I see huge talent and intelligent voices here in Memphis, but voices that are fragmented and relying on a digital model that is sure to satisfy millennials but does not reach more than half the population. Much of our city does not “do” online anything. The elderly, some retirees, the poorer communities, and many of our African American communities.  They still need print.

Besides that, I believe in print.  Print is a respite from the race and the pace and the digital domain.  Like vinyl records and movies on the big screen, it still has a place in American cities.

I believe StoryBoard can be sustainable, even healthy. A 24 to 36-page “long tabloid” monthly newspaper that is free for pickup, like the Flyer and the weekend Memphis News, is very doable in today’s environment.  With a model that relies on a combination of good old advertising, sponsorship, monthly subscriptions, and underwriting, I believe I will eventually have enough to produce 30, 40, 50,000 or more copies a month.

As for content and mission, I will quote my own tag line:  “Stories. Ideas. For Memphis, By Memphis.”

Where will all that content come from?

All the outstanding and important – yet fragmented – digital voices out there:  I am giving them opportunities to expand their audiences in print.  These are digital platforms and journals known by many fragmented audiences, but that collectively few Memphians have heard of.

These digital voices will now be heard and read across those parts of our city that don’t do online, who still value the paper, that still want to spend hours with good storytelling.    Things like online neighborhood newsletters, blogs, editorial journals like Smart City, High Ground News and Strong Towns, a revived Memphis Heritage Keystone, the wonderful Memphis Type History site, etc., will have a printed home at StoryBoard. We will publish city calendars, accept good old letters to the editor, an old classifieds section, and in general help communities connect.
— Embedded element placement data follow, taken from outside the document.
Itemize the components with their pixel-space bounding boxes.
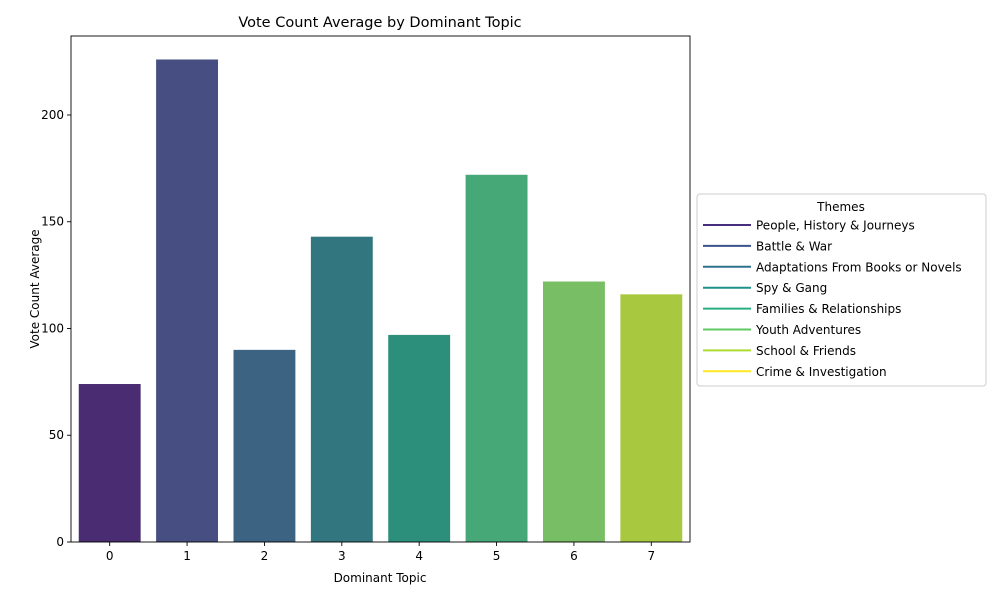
x-tick-label: 2 xyxy=(261,549,269,563)
x-tick-label: 6 xyxy=(570,549,578,563)
y-tick-label: 0 xyxy=(56,535,64,549)
x-tick-label: 5 xyxy=(493,549,501,563)
bars-group xyxy=(78,59,683,543)
legend-entry[interactable]: Youth Adventures xyxy=(703,323,861,337)
legend-label: School & Friends xyxy=(756,344,856,358)
bar-topic-7[interactable] xyxy=(620,294,683,542)
legend[interactable]: Themes People, History & Journeys Battle … xyxy=(696,193,987,387)
y-tick-label: 100 xyxy=(41,321,64,335)
legend-entry[interactable]: Spy & Gang xyxy=(703,281,827,295)
legend-entries: People, History & Journeys Battle & War Ad… xyxy=(703,219,962,379)
bar-topic-6[interactable] xyxy=(542,281,605,542)
legend-label: People, History & Journeys xyxy=(756,219,915,233)
legend-label: Families & Relationships xyxy=(756,302,901,316)
x-tick-label: 7 xyxy=(647,549,655,563)
y-tick-label: 200 xyxy=(41,108,64,122)
y-tick-label: 50 xyxy=(49,428,64,442)
plot-frame xyxy=(70,35,691,543)
bar-topic-5[interactable] xyxy=(465,174,528,542)
legend-entry[interactable]: Crime & Investigation xyxy=(703,365,887,379)
x-tick-label: 4 xyxy=(415,549,423,563)
legend-label: Adaptations From Books or Novels xyxy=(756,260,962,274)
x-tick-label: 1 xyxy=(183,549,191,563)
legend-entry[interactable]: People, History & Journeys xyxy=(703,219,915,233)
y-ticks: 0 50 100 150 200 xyxy=(41,108,71,549)
x-axis-label: Dominant Topic xyxy=(334,571,427,585)
bar-topic-0[interactable] xyxy=(78,384,141,542)
y-tick-label: 150 xyxy=(41,215,64,229)
bar-topic-3[interactable] xyxy=(310,236,373,542)
legend-label: Youth Adventures xyxy=(755,323,861,337)
y-axis-label: Vote Count Average xyxy=(28,229,42,348)
legend-label: Crime & Investigation xyxy=(756,365,887,379)
legend-entry[interactable]: Battle & War xyxy=(703,239,832,253)
legend-box xyxy=(696,193,987,387)
legend-title: Themes xyxy=(816,200,865,214)
legend-entry[interactable]: Families & Relationships xyxy=(703,302,901,316)
legend-label: Battle & War xyxy=(756,239,832,253)
legend-entry[interactable]: Adaptations From Books or Novels xyxy=(703,260,962,274)
bar-topic-1[interactable] xyxy=(156,59,219,543)
bar-topic-2[interactable] xyxy=(233,349,296,542)
chart-title: Vote Count Average by Dominant Topic xyxy=(238,15,521,31)
legend-label: Spy & Gang xyxy=(756,281,827,295)
x-tick-label: 0 xyxy=(106,549,114,563)
x-ticks: 0 1 2 3 4 5 6 7 xyxy=(106,542,655,563)
bar-topic-4[interactable] xyxy=(388,334,451,542)
legend-entry[interactable]: School & Friends xyxy=(703,344,856,358)
x-tick-label: 3 xyxy=(338,549,346,563)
We will also look forward.  In working to assemble teams of planners and architects, we will bring to readers visions of the near future, community-based ideas in how to improve streets and neighborhoods, or how to repurpose our rich architectural heritage, one beautiful building or storefront at a time, one district at a time.
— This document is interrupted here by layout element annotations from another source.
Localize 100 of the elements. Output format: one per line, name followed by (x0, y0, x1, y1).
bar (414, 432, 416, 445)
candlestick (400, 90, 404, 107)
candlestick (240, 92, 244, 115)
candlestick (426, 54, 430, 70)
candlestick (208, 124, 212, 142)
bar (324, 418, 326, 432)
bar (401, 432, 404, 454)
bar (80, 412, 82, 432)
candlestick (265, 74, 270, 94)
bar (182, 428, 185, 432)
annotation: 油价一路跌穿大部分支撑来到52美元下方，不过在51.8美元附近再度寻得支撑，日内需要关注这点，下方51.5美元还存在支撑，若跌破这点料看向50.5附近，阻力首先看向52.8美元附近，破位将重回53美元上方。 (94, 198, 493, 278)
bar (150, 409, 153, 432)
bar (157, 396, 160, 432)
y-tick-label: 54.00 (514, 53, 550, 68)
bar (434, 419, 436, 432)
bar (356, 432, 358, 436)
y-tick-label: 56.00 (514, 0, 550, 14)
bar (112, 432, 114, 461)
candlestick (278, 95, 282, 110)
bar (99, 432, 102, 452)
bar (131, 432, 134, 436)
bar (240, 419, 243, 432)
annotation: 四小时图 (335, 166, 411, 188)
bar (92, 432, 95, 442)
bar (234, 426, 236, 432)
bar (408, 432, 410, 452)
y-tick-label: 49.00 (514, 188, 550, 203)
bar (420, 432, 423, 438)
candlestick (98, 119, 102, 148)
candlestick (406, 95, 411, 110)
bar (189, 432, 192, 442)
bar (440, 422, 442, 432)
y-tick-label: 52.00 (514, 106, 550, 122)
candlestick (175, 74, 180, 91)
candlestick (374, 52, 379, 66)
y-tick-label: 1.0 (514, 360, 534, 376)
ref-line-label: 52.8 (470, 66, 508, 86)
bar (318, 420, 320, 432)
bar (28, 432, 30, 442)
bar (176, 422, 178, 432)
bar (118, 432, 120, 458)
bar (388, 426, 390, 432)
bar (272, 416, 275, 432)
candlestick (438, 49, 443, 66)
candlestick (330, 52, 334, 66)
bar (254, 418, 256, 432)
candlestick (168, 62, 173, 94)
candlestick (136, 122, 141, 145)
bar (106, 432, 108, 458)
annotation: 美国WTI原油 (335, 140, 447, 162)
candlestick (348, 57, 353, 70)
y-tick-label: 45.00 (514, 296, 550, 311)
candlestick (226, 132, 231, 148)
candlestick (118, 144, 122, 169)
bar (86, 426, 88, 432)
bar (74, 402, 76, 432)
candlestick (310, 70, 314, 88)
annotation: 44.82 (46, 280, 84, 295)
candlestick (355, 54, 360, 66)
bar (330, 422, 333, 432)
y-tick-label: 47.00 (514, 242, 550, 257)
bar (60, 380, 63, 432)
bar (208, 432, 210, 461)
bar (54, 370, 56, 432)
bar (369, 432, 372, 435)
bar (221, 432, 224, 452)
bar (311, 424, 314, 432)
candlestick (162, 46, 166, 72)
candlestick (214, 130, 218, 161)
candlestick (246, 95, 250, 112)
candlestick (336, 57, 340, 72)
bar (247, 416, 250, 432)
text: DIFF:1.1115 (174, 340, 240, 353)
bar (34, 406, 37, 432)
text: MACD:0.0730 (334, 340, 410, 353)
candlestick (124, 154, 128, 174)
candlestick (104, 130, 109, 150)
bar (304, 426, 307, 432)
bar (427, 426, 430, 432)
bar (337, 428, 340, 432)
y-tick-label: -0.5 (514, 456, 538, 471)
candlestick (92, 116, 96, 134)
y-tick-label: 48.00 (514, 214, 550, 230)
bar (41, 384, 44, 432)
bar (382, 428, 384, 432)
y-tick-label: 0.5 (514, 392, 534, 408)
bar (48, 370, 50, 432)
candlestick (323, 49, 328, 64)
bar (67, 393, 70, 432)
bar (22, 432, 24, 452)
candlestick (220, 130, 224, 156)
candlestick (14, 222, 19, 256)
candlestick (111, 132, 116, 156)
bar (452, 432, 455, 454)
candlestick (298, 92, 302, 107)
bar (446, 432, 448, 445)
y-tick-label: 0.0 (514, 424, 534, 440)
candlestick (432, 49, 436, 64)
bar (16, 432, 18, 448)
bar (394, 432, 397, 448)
And there will be something for kids.  Eventually a section for kids geared toward helping them understand their own neighborhoods, encouraging them to read and interact, and a place for them to submit their own little stories.
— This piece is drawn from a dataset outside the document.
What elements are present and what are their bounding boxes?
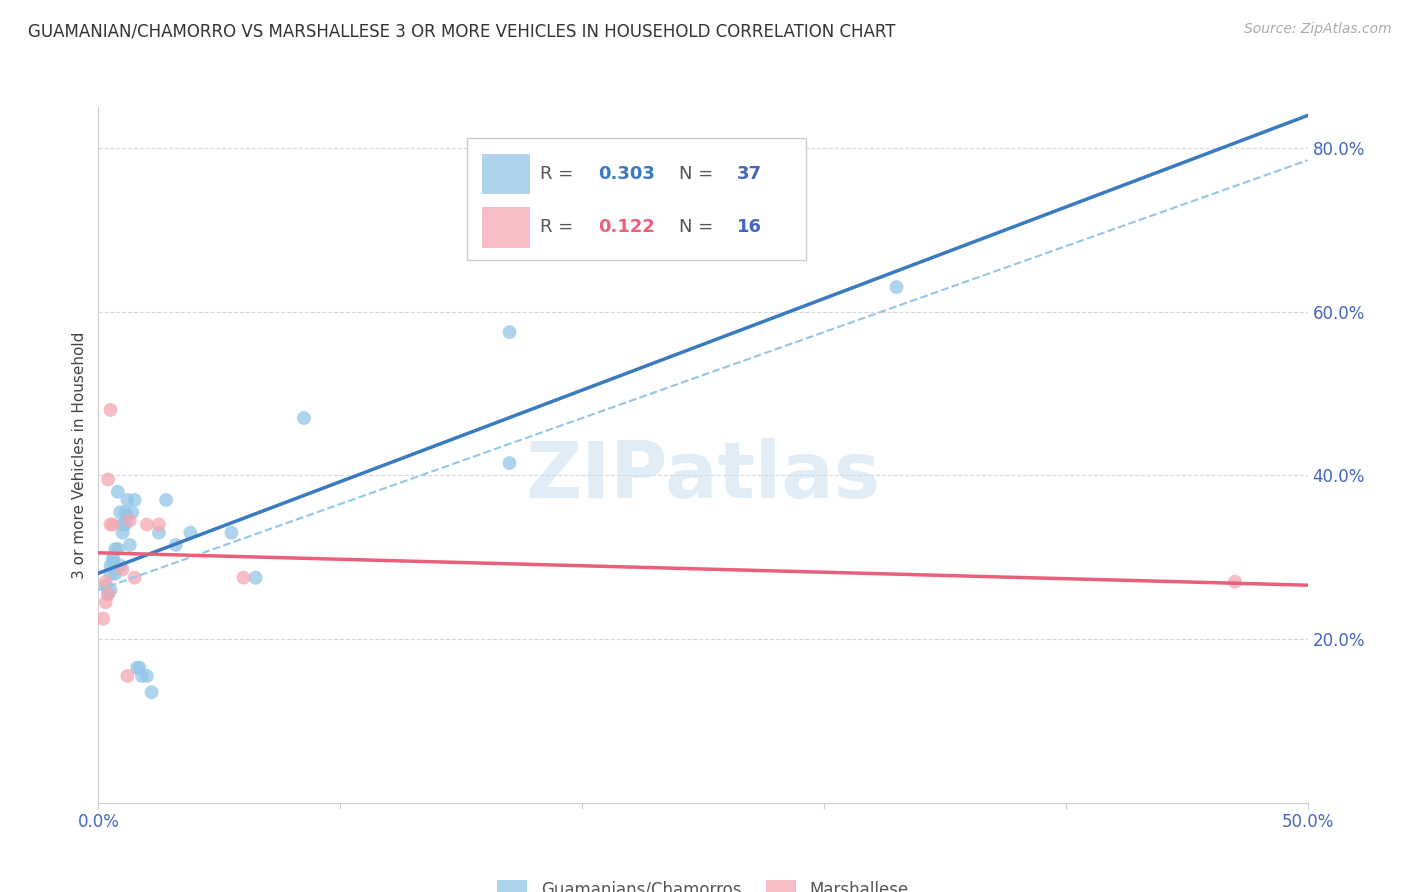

Kids, millennials, planners, visionaries, commentators, fiction writers and poets, artists and local filmmakers, heck even musicians … I hope StoryBoard becomes a community board, bringing back the spirits of those town square information booths and college bulletin boards.  A place for folks to look back, look at the present with fresh eyes, and look forward.

10 or 20,000 copies of the inaugural issue come off the presses Sept 3.